The December unemployment report was disappointing and dampened optimism about improvement in the US labor market. The US shed 4.2mln jobs since the start of 2009 and the total number of unemployed remained unchanged at 15.3mln. The number of long-term unemployed, those unemployed for 27 weeks or more continued to trend up reaching 6.1mln in December. The number of part-time workers was unchanged at 9.2mln. The number of unemployed and underemployed is above 16%. The Labor Department reported Wednesday that unemployment rose in 306 of 372 metro areas in December. This report suggests employers remain reluctant to hire and that the US may face a jobless recovery. According to President Obama one in ten Americans can’t find a job. The continued elevated level of US unemployment has the Obama administration shifting focus to jobs creation. The Obama administration proposed a new $100bln job stimulus bill. It’s unclear what the impact of a new jobs stimulus plan will be or if Congress will pass the plan.
Despite the disappointing December unemployment report the trend of improvement in the US labor market appears to have continued with the December report showing jobs creation in professional and business services along with education and health services. In addition, temporary employment rose by 47k. Hiring of temporary workers is seen as a prelude to increased full time hiring. The manufacturing and construction sector continued to shed jobs in December. The average workweek was unchanged at 33.2 hours and wages rose by three cents.

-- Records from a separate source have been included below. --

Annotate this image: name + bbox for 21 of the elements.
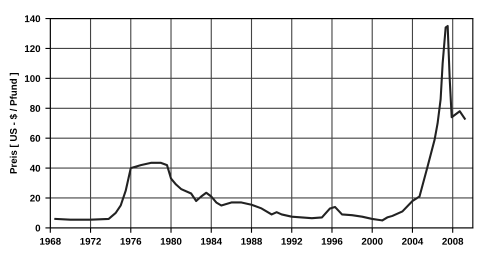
y-tick-label: 20 (30, 194, 40, 202)
y-tick-label: 0 (36, 224, 40, 232)
x-tick-label: 2000 (362, 238, 383, 245)
y-tick-label: 140 (24, 15, 40, 22)
x-tick-label: 1968 (40, 238, 61, 245)
y-tick-label: 100 (24, 75, 40, 82)
x-tick-label: 2004 (402, 238, 424, 245)
y-tick-label: 60 (30, 134, 40, 142)
y-tick-label: 120 (24, 45, 40, 52)
y-tick-label: 40 (30, 164, 40, 172)
y-tick-label: 80 (30, 105, 40, 112)
x-tick-label: 1992 (282, 238, 302, 245)
x-tick-label: 1976 (120, 238, 142, 245)
line-series (54, 24, 466, 222)
x-tick-label: 1972 (80, 238, 101, 245)
y-axis-title: Preis [ US - $ / Pfund ] (10, 72, 19, 174)
x-tick-label: 1980 (160, 238, 182, 245)
x-tick-label: 2008 (442, 238, 464, 245)
x-tick-label: 1988 (241, 238, 262, 245)
x-tick-label: 1984 (201, 238, 222, 245)
x-tick-label: 1996 (322, 238, 342, 245)
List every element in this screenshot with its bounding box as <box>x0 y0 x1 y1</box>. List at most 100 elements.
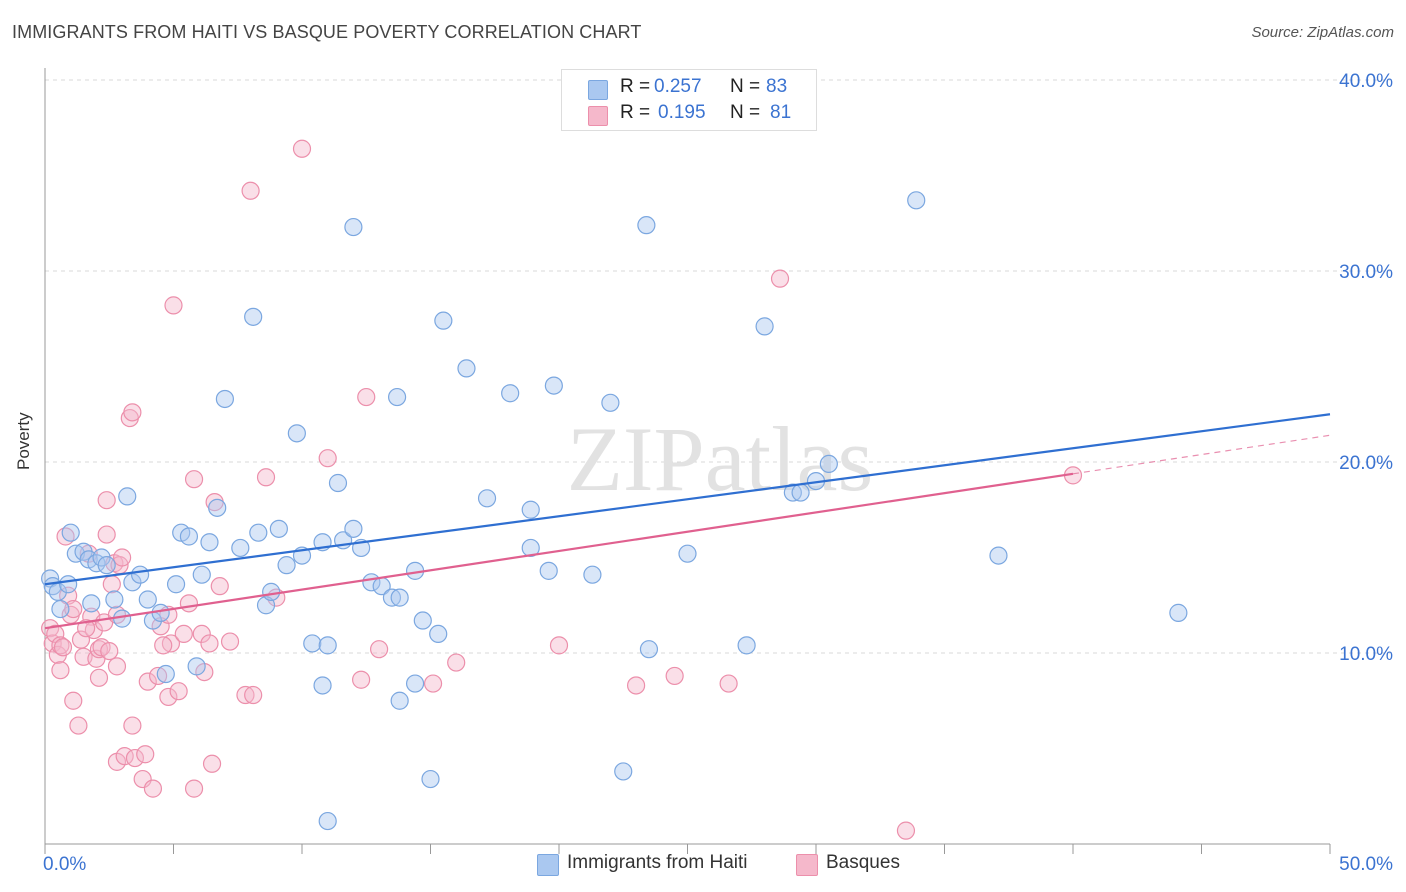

Fundamental Outlook – FOMC Meeting
Wednesday, January 27th, 2010FOMC Meeting Wednesday, No Change Expected
The FOMC will conclude a two-day policy meeting on Wednesday the 27th of January and announce its policy decision at 14:15 PM ET. The FOMC is widely expected to maintain steady rate policy and 0.0 to .25%. At the December FOMC meeting the FOMC concluded that economic conditions warrant maintaining yields a low level for an ‘extended period’ and the economy is strengthening. The FOMC is expected to reaffirm commitment to maintaining low yields for an extended period at Wednesday’s policy meeting. If the Fed were to surprise and drop the extended period language from statement it would be a sign that the Fed is shifting monetary policy and preparing its tightening cycle. This is unlikely at Wednesday’s policy meeting because there has not been a significant change in the US economic outlook since the last policy meeting. In December Fed officials said that the economy is improving and that inflation pressures were likely to remain subdued. Recent US economic data has been mixed with Christmas retail sales weak, improvement in the housing market slowing and December unemployment disappointing.